On August 9, 2000, passers-by found a duffel bag discarded by the road near Dania Beach. In it, they found the body of prostitute Sia Demas, who had been strangled to death. On August 30, 2001, the body of another prostitute rife with stab wounds, Jessica Good, was found floating in the Biscayne Bay. According to her boyfriend, she had gone to meet a "light-skinned Hispanic man", but never came back.

==Return to Brazil and death==
Shortly after Good's body was recovered, Fernandes was identified as a suspect in her murder. Before he could be arrested, however, he fled back to Brazil, which does not have an extradition treaty with the United States. Over the next five years, Fernandes was named as a suspect in other violent crimes against prostitutes in his native country, including a 2003 rape, but was never arrested.

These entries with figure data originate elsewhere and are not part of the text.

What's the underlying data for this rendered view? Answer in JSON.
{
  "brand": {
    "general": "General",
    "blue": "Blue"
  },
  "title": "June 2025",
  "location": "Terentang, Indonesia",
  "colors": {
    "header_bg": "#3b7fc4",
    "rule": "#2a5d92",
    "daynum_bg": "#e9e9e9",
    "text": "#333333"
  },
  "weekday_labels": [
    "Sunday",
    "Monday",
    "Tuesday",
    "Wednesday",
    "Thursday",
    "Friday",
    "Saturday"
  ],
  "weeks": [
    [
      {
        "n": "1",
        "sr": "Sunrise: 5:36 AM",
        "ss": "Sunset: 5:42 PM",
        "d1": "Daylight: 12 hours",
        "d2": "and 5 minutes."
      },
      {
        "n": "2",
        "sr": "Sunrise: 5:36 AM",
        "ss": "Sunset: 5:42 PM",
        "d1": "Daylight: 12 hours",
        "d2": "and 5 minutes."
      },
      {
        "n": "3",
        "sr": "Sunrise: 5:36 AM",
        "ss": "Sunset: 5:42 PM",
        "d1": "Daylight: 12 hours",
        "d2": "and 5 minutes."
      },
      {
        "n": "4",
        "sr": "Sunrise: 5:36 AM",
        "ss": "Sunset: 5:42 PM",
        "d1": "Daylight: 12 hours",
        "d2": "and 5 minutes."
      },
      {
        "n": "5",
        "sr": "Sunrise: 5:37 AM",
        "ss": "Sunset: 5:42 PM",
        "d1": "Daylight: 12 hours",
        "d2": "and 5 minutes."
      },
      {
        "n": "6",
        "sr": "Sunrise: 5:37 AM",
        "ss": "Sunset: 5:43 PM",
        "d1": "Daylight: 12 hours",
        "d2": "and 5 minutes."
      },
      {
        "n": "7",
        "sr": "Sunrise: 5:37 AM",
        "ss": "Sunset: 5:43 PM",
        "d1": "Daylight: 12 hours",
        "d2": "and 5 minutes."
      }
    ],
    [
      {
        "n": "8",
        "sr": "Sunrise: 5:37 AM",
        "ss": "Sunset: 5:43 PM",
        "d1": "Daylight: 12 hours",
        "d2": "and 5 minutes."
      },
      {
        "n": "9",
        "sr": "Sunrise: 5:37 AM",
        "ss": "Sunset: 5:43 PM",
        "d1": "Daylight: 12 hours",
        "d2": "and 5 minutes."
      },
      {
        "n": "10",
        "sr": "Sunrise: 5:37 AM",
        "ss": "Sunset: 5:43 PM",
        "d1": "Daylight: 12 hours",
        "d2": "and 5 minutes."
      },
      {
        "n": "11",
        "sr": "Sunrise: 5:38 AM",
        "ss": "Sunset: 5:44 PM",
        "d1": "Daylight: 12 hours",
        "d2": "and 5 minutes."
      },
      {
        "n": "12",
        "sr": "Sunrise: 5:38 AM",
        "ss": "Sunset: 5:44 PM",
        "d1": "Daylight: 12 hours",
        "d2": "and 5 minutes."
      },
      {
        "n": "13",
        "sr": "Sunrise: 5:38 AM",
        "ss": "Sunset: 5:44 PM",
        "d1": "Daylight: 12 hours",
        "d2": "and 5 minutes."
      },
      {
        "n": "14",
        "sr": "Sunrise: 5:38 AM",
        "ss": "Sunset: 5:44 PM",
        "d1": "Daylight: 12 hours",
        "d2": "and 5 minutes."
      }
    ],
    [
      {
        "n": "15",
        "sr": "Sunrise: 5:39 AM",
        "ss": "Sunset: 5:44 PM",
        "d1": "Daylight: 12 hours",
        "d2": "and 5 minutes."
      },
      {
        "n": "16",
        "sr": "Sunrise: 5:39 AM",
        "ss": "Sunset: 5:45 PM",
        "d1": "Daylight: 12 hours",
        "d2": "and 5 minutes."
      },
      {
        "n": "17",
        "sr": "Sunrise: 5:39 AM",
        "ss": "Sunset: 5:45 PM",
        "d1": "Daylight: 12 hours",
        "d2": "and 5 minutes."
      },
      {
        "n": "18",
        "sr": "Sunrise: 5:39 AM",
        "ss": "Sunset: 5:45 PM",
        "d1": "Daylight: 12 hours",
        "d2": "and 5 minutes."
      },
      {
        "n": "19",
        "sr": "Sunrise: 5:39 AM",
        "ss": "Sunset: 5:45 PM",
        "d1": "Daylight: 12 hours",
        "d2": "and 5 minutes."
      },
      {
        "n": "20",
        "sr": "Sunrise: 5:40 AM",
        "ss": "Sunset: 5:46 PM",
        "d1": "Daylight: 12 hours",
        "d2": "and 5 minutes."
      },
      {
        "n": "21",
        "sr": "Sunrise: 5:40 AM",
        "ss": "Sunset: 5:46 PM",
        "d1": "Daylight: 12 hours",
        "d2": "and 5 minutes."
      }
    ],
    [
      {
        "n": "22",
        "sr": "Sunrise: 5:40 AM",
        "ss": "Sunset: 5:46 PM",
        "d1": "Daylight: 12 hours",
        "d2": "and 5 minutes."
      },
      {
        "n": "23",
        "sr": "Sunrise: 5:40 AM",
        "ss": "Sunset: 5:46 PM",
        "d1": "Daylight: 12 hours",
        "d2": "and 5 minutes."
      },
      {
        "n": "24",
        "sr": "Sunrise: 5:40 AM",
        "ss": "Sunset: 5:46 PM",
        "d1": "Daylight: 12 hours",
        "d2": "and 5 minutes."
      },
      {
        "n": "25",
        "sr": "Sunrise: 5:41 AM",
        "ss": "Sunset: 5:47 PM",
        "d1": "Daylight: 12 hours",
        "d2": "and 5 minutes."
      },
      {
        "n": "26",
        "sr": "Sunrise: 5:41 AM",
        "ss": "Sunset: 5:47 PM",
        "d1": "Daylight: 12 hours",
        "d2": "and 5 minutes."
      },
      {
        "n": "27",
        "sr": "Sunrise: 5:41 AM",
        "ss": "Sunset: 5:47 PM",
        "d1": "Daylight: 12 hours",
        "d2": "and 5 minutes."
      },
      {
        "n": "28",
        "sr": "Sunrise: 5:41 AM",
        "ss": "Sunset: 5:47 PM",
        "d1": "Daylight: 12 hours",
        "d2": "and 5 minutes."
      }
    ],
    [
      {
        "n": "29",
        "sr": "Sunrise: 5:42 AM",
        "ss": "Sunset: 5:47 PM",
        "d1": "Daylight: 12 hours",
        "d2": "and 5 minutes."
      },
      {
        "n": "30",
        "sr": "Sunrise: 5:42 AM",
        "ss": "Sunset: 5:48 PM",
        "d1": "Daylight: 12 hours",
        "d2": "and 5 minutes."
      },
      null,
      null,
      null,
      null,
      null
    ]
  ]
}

On December 13, 2005, Fernandes was flying a Cessna 310 en route to Argentina, when he lost control and crashed in Misiones Department, Paraguay. He died instantly, and his remains were then buried in his native city.

==Identification==
In 2011, fingerprints from Fernandes were matched to all three crime scenes, prompting investigators to travel to Brazil in hopes to talk to him. However, they were then informed that he had died in an aviation accident back in 2005. The American investigators had some reservations, as they speculated he might have faked his own death, but at the time, they were unable to obtain permission to exhume his remains.

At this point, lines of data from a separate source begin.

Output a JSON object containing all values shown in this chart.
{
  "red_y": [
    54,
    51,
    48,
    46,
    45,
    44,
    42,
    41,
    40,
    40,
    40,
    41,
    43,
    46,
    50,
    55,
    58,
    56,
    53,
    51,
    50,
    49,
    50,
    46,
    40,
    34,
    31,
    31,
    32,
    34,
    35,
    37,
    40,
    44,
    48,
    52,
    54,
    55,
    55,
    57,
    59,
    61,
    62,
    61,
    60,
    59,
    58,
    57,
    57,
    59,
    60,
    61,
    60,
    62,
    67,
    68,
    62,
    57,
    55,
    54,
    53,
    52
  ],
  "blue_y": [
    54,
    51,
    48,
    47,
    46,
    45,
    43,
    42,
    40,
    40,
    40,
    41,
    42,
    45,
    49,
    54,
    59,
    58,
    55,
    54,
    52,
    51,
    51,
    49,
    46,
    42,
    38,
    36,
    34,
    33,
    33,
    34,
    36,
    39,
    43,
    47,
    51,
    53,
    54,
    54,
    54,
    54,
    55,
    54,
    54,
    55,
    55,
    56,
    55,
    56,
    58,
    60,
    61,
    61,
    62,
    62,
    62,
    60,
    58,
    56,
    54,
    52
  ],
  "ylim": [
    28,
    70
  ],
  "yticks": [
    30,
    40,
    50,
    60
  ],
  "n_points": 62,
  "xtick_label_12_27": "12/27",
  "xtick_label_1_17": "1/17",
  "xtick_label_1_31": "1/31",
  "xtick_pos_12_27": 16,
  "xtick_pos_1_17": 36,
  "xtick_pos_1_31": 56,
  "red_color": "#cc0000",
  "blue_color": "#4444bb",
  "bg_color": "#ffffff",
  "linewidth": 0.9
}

The case was stalled until 2018, when an unrelated murder case involving a Cuban national was prosecuted in his home country, setting a precedent that could allow detectives to resume the case. In 2020, with help from the Brazilian Federal Police, authorities exhumed Fernandes' grave and conducted tests to determine whether they were really his. The break came on August 31, 2021, when the Sheriff of Broward County, Gregory Tony, announced in a press conference that Fernandes has been officially identified as the killer of the three women in Miami, and that he indeed had perished in the plane crash. Since his identification, authorities in both the United States and Brazil have started investigating Fernandes' past, as they consider it likely that he had killed more than what he has currently been connected to.